On Sunday our worship service was full of music and scripture readings, a service of “Lessons & Carols” that we enjoy each year. One of Calvary’s strengths is our music. This is a congregation that loves to sing and also appreciates those who share their musical gifts for the benefit of the entire community. So, we had a Blue Grass version of “Go, Tell It on a Mountain” and a Ghanaian ensemble that sang “Afe Ako Apro” (which means, “Praise for Another New Year.”) We heard “O Holy Night” sung in what must be the highest key it can be written in—and we were transported to the heavens right along with the soaring notes. We had a beautiful duet of “Mary, Did You Know?” and an instrumental trio made up of flute, cello and piano, of “What Child Is This?” A trumpet blasted the fanfare of “Hark! The Herald Angels Sing” and our choir had us tapping our toes to “Glad Noel.” The organist and pianist opened and closed the service with exceptional duets. Joy, joy, joy
In addition to the excellence in music we shared on Sunday, the children opened a window for us to experience the joy of Advent anew, in all the ways that only children can. Some of our boys and girls partnered with adults to read the scripture lessons, and they also participated in the music, with a fourth-grader playing the opening stanza of “Away in a Manger” on the piano before the congregation joined to sing. It was during this song that Mary and Joseph, along with tinsel haloed angels, gold crowned magi, and one very wiggly “sheep” made a visit to the “baby Jesus” asleep in his bed atop the hay bale at the front of the sanctuary.

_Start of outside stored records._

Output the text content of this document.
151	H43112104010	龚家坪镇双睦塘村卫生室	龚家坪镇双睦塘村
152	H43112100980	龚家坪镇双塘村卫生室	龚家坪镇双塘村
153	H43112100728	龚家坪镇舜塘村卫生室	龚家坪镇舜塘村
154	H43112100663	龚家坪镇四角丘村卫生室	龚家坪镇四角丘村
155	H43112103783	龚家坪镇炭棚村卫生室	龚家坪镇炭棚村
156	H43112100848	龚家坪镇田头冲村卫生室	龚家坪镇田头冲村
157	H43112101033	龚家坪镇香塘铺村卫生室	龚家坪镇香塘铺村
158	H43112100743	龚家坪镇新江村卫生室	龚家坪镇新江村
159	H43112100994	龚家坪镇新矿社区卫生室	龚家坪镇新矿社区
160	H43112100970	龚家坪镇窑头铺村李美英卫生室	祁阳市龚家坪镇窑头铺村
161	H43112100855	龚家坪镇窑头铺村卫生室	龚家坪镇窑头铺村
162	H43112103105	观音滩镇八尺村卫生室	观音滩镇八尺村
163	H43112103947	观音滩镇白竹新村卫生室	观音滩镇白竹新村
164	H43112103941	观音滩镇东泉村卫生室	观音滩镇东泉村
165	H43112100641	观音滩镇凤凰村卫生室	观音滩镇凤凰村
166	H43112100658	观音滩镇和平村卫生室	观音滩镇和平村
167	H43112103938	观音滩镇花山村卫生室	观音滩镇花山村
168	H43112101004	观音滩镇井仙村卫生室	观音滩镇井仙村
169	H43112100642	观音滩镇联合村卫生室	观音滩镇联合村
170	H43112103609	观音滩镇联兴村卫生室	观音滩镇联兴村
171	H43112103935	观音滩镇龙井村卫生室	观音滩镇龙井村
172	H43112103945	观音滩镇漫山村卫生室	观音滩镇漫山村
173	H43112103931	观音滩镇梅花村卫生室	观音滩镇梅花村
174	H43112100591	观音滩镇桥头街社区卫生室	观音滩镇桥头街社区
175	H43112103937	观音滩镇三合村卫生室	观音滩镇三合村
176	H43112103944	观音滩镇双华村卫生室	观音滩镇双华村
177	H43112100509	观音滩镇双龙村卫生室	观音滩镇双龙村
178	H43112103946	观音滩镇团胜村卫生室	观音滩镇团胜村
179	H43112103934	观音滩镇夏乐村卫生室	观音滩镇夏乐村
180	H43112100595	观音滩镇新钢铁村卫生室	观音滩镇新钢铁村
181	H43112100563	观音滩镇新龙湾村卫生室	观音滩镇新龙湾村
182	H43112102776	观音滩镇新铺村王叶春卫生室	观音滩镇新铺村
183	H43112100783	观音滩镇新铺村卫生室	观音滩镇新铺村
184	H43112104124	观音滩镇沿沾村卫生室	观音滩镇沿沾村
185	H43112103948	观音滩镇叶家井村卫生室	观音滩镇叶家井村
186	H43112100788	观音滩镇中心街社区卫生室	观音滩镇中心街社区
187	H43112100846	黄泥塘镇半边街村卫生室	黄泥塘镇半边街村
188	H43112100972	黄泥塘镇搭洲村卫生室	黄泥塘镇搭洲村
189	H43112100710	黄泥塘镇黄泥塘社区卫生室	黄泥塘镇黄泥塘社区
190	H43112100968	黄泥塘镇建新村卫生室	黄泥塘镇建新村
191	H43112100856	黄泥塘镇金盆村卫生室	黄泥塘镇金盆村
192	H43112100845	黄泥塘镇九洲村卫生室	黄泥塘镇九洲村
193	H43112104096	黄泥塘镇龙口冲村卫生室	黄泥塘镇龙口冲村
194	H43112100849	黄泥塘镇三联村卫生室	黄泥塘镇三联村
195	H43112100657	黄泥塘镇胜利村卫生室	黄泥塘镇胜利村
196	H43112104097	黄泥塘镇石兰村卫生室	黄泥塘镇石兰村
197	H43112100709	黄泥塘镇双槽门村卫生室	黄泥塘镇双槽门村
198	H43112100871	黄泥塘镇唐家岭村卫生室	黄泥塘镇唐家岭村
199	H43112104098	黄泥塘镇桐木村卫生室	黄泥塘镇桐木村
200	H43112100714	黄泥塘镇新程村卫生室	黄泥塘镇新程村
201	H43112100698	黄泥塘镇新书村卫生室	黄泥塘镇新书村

Most churches do some version of a Christmas pageant each year. Inviting children to actively participate in the story of Jesus’ birth is more than an excuse to dress up the kids in cute costumes. It is a teaching moment, to be sure, to impart to them (and remind the rest of us) the importance of this vulnerable baby whose birth we celebrate. It also inevitably reminds me of the chaotic world into which Jesus was born and in which we still navigate our lives each day. Part of the fun of a Christmas pageant is knowing with absolute
certainty that children, by their very nature, will not stay “on script.” Someone will forget a line or wander off or start to cry. And, that is exactly as it should be. Jesus did not arrive in a perfect set of circumstances any more than our lives are made up of perfect circumstances. Yet in the midst of unruly sheep and smelly cows, a makeshift crib, and a teenaged mother unprepared for what awaited her, Jesus arrived and surprised the world with joy. Jesus is the embodiment of God, and his life is the surest, loudest, most eloquent testimony we could ever have of God’s love, peace and hope. No wonder angels broke out in song and stars shone brighter and bigger than normal. “Don’t miss this!” they were saying, both then and now. “God is doing something special and he’s doing it for you.”
In these waning days of Advent, have you been “surprised by joy?” If not, I invite you to look again at the baby in the manger. Look deeper. Gaze a little longer. Listen for the sound of angels singing, especially if their halo is a little crooked and made of tinsel. Signs are all around you, reminding you that Jesus is God’s love letter to you, a precious gift that offers you hope, peace and yes, joy that will surprise you right out of your socks.